The result is a DHA shortened by 2 C atoms, which must be enzymatically trans-configured at its cis double bond before entering the next reaction cycle. Since the first double bond of DHA – as seen from the COOH end of the fatty acid chain – is located on an even-numbered C atom (→ alpha-beta-cis-enoyl-CoA), it occurs under the influence of a hydratase (enzyme, which stores H2O in a molecule), alpha-beta-cis-enoyl-CoA is converted to D-beta-hydroxyacyl-CoA and then, under the influence of an epimerase (enzyme that changes the asymmetric arrangement of a C atom in a molecule), is isomerized to L-beta-hydroxyacyl-CoA, which is an intermediate product of ß-oxidation. After ß-oxidation has been run once more and the fatty acid chain has been shortened by a further C2 body, the trans configuration of the next cis-double bond of DHA takes place, which – viewed from the COOH end of the fatty acid chain – is localized on an odd-numbered C atom (→ beta-gamma-cis-enoyl-CoA). For this purpose, beta-gamma-cis-enoyl-CoA is isomerized under the action of an isomerase to alpha-beta-trans-enoyl-CoA, which is introduced directly into its reaction cycle as an intermediate of ß-oxidation. Until the activated DHA is completely degraded to acetyl-CoA, 4 further conversion reactions (2 isomerase reactions, 2 hydratase-epimerase reactions) and 8 further ß-oxidation cycles are necessary, so that in total the ß-oxidation is run through 10 times, 6 conversion reactions (3 isomerase, 3 hydratase-epimerase reactions) – corresponding to 6 existing cis-double bonds – take place and 11 acetyl-CoA as well as reduced coenzymes (10 NADH2 and 4 FADH2) are formed.
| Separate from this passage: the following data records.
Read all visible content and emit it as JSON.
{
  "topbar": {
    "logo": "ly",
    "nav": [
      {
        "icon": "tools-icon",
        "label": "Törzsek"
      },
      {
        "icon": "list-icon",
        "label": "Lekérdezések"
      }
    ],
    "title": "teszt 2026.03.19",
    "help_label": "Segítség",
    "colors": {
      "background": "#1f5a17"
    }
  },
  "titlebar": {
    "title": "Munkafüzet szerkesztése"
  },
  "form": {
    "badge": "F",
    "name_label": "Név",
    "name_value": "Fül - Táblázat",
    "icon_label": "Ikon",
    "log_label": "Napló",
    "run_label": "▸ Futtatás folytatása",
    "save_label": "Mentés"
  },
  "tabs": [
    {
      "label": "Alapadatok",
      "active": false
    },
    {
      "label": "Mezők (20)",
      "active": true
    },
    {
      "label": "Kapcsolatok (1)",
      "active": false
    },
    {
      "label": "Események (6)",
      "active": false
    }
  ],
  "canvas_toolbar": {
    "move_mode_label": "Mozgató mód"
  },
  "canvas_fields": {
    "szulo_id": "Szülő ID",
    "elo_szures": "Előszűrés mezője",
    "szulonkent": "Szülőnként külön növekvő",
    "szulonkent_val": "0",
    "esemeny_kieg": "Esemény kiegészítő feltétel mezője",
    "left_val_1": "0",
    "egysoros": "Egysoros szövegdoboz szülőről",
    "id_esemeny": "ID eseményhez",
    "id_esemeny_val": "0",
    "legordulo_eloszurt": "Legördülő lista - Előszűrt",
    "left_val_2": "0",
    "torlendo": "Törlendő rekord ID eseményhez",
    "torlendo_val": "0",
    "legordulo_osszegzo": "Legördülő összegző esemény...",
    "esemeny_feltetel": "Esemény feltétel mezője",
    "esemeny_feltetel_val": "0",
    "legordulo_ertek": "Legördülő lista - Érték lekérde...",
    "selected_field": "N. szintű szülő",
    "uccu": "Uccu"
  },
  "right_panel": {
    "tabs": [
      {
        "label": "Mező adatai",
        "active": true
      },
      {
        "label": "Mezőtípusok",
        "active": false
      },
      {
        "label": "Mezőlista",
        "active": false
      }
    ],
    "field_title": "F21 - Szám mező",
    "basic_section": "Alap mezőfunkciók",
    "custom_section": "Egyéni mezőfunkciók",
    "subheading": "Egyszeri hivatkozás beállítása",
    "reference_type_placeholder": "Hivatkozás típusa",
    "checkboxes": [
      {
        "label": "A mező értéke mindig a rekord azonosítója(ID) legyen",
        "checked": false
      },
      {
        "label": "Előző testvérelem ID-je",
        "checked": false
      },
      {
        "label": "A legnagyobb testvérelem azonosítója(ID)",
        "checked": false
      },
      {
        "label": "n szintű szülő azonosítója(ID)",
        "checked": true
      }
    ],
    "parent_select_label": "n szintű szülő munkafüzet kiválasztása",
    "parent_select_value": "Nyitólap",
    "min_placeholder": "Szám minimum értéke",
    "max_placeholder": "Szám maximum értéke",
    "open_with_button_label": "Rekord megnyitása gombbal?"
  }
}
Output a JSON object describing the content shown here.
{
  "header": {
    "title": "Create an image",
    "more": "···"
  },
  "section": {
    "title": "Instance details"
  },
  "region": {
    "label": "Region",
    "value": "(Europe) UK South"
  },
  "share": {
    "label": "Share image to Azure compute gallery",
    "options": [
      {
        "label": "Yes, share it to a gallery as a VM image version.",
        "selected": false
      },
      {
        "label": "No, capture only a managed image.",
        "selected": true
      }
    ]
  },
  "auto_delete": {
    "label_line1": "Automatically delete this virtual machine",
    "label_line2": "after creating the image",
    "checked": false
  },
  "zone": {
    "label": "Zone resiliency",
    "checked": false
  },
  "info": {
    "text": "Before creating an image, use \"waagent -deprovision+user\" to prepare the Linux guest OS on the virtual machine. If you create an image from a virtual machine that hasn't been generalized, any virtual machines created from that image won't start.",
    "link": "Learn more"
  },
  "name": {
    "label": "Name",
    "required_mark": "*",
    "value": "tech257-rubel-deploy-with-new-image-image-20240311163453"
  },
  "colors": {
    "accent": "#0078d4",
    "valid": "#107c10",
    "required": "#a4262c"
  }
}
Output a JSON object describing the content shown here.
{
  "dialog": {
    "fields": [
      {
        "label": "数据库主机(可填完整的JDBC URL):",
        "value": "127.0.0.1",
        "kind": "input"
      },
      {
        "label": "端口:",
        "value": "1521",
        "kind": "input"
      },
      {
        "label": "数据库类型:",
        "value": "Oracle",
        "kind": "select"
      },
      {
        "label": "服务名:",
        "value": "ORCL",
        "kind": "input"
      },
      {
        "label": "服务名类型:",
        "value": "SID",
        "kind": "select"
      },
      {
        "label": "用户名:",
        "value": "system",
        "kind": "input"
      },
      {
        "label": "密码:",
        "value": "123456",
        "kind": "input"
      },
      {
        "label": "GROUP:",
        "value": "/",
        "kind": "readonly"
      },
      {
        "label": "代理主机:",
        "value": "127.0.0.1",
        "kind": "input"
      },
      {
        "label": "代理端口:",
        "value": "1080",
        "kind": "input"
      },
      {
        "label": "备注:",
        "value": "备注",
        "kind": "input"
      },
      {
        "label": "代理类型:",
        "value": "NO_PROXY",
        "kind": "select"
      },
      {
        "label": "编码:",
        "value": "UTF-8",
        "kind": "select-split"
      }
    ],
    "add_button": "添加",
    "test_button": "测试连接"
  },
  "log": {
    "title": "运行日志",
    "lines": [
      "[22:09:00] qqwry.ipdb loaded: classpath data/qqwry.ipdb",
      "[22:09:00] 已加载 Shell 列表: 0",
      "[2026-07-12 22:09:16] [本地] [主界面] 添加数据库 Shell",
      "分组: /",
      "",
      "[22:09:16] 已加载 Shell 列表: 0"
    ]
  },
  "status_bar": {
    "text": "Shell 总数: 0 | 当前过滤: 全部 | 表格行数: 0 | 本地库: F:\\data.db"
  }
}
The acetyl-CoA resulting from DHA catabolism are introduced into the citrate cycle, in which oxidative degradation of organic matter occurs for the purpose of obtaining reduced coenzymes, such as NADH2 and FADH2, which together with the reduced coenzymes from ß-oxidation in the respiratory chain are used to synthesize ATP (adenosine triphosphate, universal form of immediately available energy). Although unsaturated fatty acids require conversion reactions (cis → trans) during ß-oxidation, whole-body analyses in fat-free fed rats revealed that labeled unsaturated fatty acids exhibit similar rapid degradation as saturated fatty acids.

Excretion

Under physiological conditions, fat excretion in feces should not exceed 7% at a fat intake of 100 g/day because of the high absorption rate (85-95%).Malassimilation syndrome (impaired nutrient utilization due to reduced breakdown and/or absorption), for example due to deficient bile acid and pancreatic juice secretion in cystic fibrosis (inborn error of metabolism, associated with dysfunction of exocrine glands due to dysfunction of chloride channels) or diseases of the small intestine, such as celiac disease (chronic disease of the mucosa of the small intestine due to gluten intolerance), can lead to reduction of intestinal fat absorption and thus to steatorrhea (pathologically increased fat content (> 7%) in the stool).